An early result was Michael Ramsey’s appointment to Durham in 1952. Fisher made it clear that he did not want Ramsey, and when Ramsey, who had no wish to leave his professorship at Cambridge, asked the archbishop how important he thought it was to have scholars on the bench, Fisher replied that ‘it did not matter much.’ It was the turning point, for, as Ramsey had told a friend, ‘If you walked from Humber to Severn and dodged Derby, you could not find a bishop who could read or write.’ (A.E.J. Rawlinson was the Bishop of Derby.)

So the saintly, scholarly, humble and quite eccentric Michael Ramsey felt he had to accept the post, which he occupied with increasing delight from September 1952. With the death of Garbett he was faced with a decision even harder than accepting Durham. With London and York vacant, it soon became clear that he would be offered one or the other, and Fisher wanted him for London.

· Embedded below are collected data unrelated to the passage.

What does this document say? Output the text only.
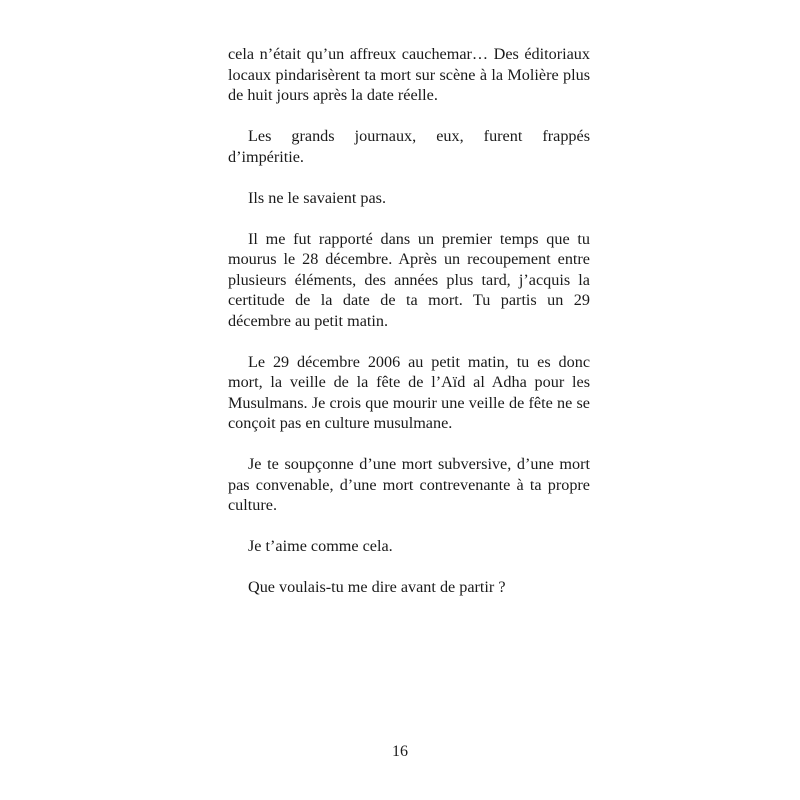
cela n’était qu’un affreux cauchemar… Des éditoriaux locaux pindarisèrent ta mort sur scène à la Molière plus de huit jours après la date réelle.

Les grands journaux, eux, furent frappés d’impéritie.

Ils ne le savaient pas.

Il me fut rapporté dans un premier temps que tu mourus le 28 décembre. Après un recoupement entre plusieurs éléments, des années plus tard, j’acquis la certitude de la date de ta mort. Tu partis un 29 décembre au petit matin.

Le 29 décembre 2006 au petit matin, tu es donc mort, la veille de la fête de l’Aïd al Adha pour les Musulmans. Je crois que mourir une veille de fête ne se conçoit pas en culture musulmane.

Je te soupçonne d’une mort subversive, d’une mort pas convenable, d’une mort contrevenante à ta propre culture.

Je t’aime comme cela.

Que voulais-tu me dire avant de partir ?

16
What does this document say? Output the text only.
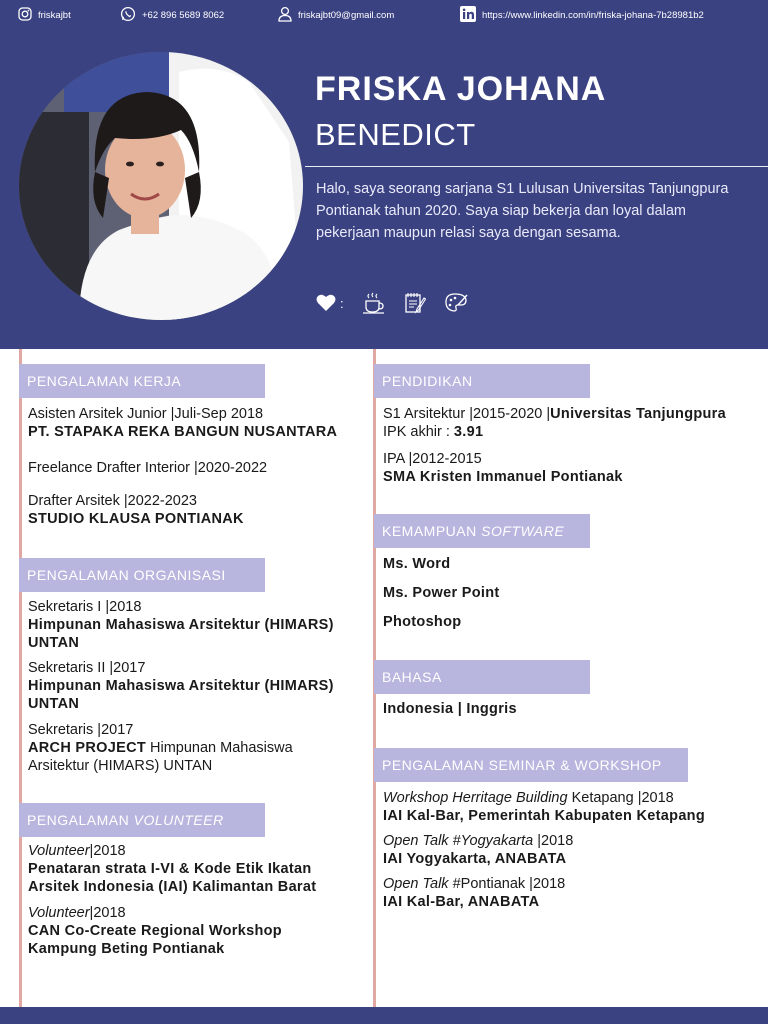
friskajbt	+62 896 5689 8062	friskajbt09@gmail.com	https://www.linkedin.com/in/friska-johana-7b28981b2
FRISKA JOHANA
BENEDICT
Halo, saya seorang sarjana S1 Lulusan Universitas Tanjungpura Pontianak tahun 2020. Saya siap bekerja dan loyal dalam pekerjaan maupun relasi saya dengan sesama.
:
PENGALAMAN KERJA
Asisten Arsitek Junior |Juli-Sep 2018
PT. STAPAKA REKA BANGUN NUSANTARA
Freelance Drafter Interior |2020-2022
Drafter Arsitek |2022-2023
STUDIO KLAUSA PONTIANAK
PENGALAMAN ORGANISASI
Sekretaris I |2018
Himpunan Mahasiswa Arsitektur (HIMARS)
UNTAN
Sekretaris II |2017
Himpunan Mahasiswa Arsitektur (HIMARS)
UNTAN
Sekretaris |2017
ARCH PROJECT Himpunan Mahasiswa
Arsitektur (HIMARS) UNTAN
PENGALAMAN VOLUNTEER
Volunteer|2018
Penataran strata I-VI & Kode Etik Ikatan
Arsitek Indonesia (IAI) Kalimantan Barat
Volunteer|2018
CAN Co-Create Regional Workshop
Kampung Beting Pontianak
PENDIDIKAN
S1 Arsitektur |2015-2020 |Universitas Tanjungpura
IPK akhir : 3.91
IPA |2012-2015
SMA Kristen Immanuel Pontianak
KEMAMPUAN SOFTWARE
Ms. Word
Ms. Power Point
Photoshop
BAHASA
Indonesia | Inggris
PENGALAMAN SEMINAR & WORKSHOP
Workshop Herritage Building Ketapang |2018
IAI Kal-Bar, Pemerintah Kabupaten Ketapang
Open Talk #Yogyakarta |2018
IAI Yogyakarta, ANABATA
Open Talk #Pontianak |2018
IAI Kal-Bar, ANABATA
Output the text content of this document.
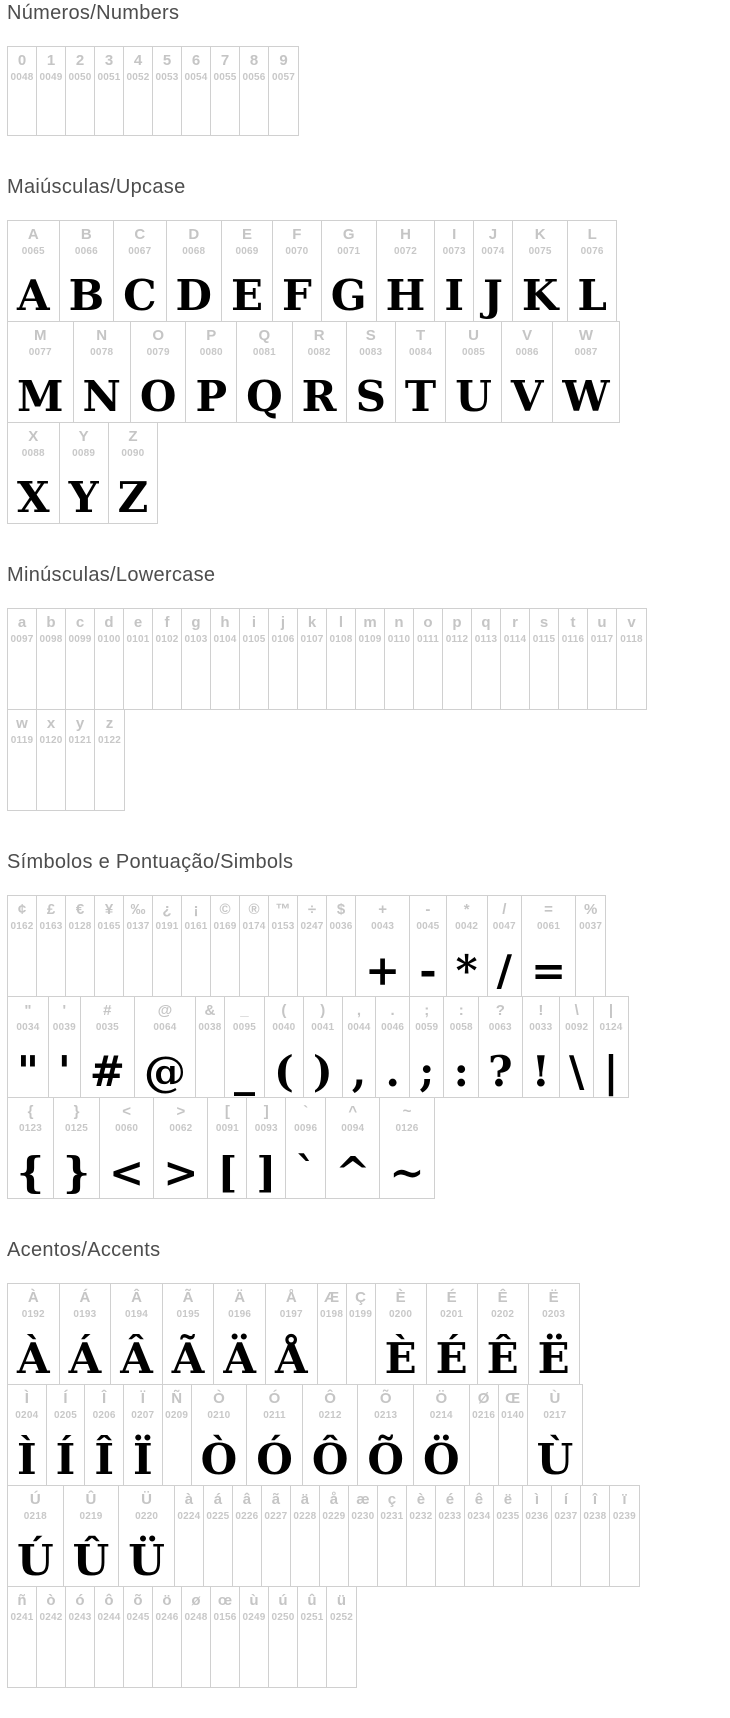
Números/Numbers
0
0048
1
0049
2
0050
3
0051
4
0052
5
0053
6
0054
7
0055
8
0056
9
0057
Maiúsculas/Upcase
A
0065
A
B
0066
B
C
0067
C
D
0068
D
E
0069
E
F
0070
F
G
0071
G
H
0072
H
I
0073
I
J
0074
J
K
0075
K
L
0076
L
M
0077
M
N
0078
N
O
0079
O
P
0080
P
Q
0081
Q
R
0082
R
S
0083
S
T
0084
T
U
0085
U
V
0086
V
W
0087
W
X
0088
X
Y
0089
Y
Z
0090
Z
Minúsculas/Lowercase
a
0097
b
0098
c
0099
d
0100
e
0101
f
0102
g
0103
h
0104
i
0105
j
0106
k
0107
l
0108
m
0109
n
0110
o
0111
p
0112
q
0113
r
0114
s
0115
t
0116
u
0117
v
0118
w
0119
x
0120
y
0121
z
0122
Símbolos e Pontuação/Simbols
¢
0162
£
0163
€
0128
¥
0165
‰
0137
¿
0191
¡
0161
©
0169
®
0174
™
0153
÷
0247
$
0036
+
0043
+
-
0045
-
*
0042
*
/
0047
/
=
0061
=
%
0037
"
0034
"
'
0039
'
#
0035
#
@
0064
@
&
0038
_
0095
_
(
0040
(
)
0041
)
,
0044
,
.
0046
.
;
0059
;
:
0058
:
?
0063
?
!
0033
!
\
0092
\
|
0124
|
{
0123
{
}
0125
}
<
0060
<
>
0062
>
[
0091
[
]
0093
]
`
0096
`
^
0094
^
~
0126
~
Acentos/Accents
À
0192
À
Á
0193
Á
Â
0194
Â
Ã
0195
Ã
Ä
0196
Ä
Å
0197
Å
Æ
0198
Ç
0199
È
0200
È
É
0201
É
Ê
0202
Ê
Ë
0203
Ë
Ì
0204
Ì
Í
0205
Í
Î
0206
Î
Ï
0207
Ï
Ñ
0209
Ò
0210
Ò
Ó
0211
Ó
Ô
0212
Ô
Õ
0213
Õ
Ö
0214
Ö
Ø
0216
Œ
0140
Ù
0217
Ù
Ú
0218
Ú
Û
0219
Û
Ü
0220
Ü
à
0224
á
0225
â
0226
ã
0227
ä
0228
å
0229
æ
0230
ç
0231
è
0232
é
0233
ê
0234
ë
0235
ì
0236
í
0237
î
0238
ï
0239
ñ
0241
ò
0242
ó
0243
ô
0244
õ
0245
ö
0246
ø
0248
œ
0156
ù
0249
ú
0250
û
0251
ü
0252
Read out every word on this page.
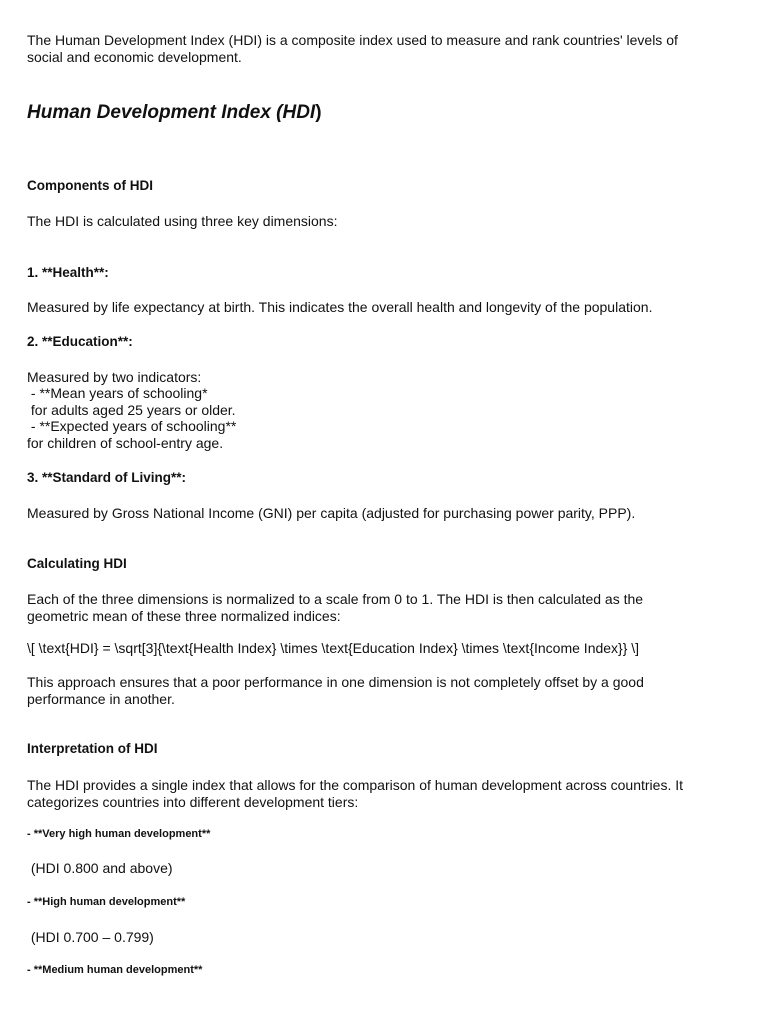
The Human Development Index (HDI) is a composite index used to measure and rank countries' levels of

social and economic development.

Human Development Index (HDI)
Components of HDI

The HDI is calculated using three key dimensions:

1. **Health**:

Measured by life expectancy at birth. This indicates the overall health and longevity of the population.

2. **Education**:

Measured by two indicators:

- **Mean years of schooling*

for adults aged 25 years or older.

- **Expected years of schooling**

for children of school-entry age.

3. **Standard of Living**:

Measured by Gross National Income (GNI) per capita (adjusted for purchasing power parity, PPP).

Calculating HDI

Each of the three dimensions is normalized to a scale from 0 to 1. The HDI is then calculated as the

geometric mean of these three normalized indices:

\[ \text{HDI} = \sqrt[3]{\text{Health Index} \times \text{Education Index} \times \text{Income Index}} \]

This approach ensures that a poor performance in one dimension is not completely offset by a good

performance in another.

Interpretation of HDI

The HDI provides a single index that allows for the comparison of human development across countries. It

categorizes countries into different development tiers:

- **Very high human development**

(HDI 0.800 and above)

- **High human development**

(HDI 0.700 – 0.799)

- **Medium human development**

It was not out of any disregard for Ramsey but rather that, seeing him as a future Canterbury, Fisher thought London a better preparation. George Bell had been the obvious choice for Canterbury after Lang’s death, but Churchill could not forgive his criticism of the bombing of Dresden. By now he was 73 years old and though Fisher would have liked him to go to York, wisely the dean and chapter, with the support of Garbett and leading layman Lord Halifax, wanted Ramsey.

Excessive secrecy

‘And in this new structure, where the prime minister’s secretary popped out of holes and asked them what they thought, they had a better chance than any previous dean and chapter.’ So prime minister Eden overruled Fisher and Ramsey went to York.

There were hints of unease at the developing system. Michael Ramsey himself commented that ‘the knowledge is filtered through the mind of one man, and no man is without his prejudices and blind spots.’

But five decades were to pass before Baroness Perry produced her devastating report on how the system had gradually concentrated power in the hands of the appointments secretaries and individual bishops, with its ‘excessive secrecy’, the ‘selective summaries of unattributed references’, and the lack of trust it had engendered of ‘those in authority.’ By then the damage had been done.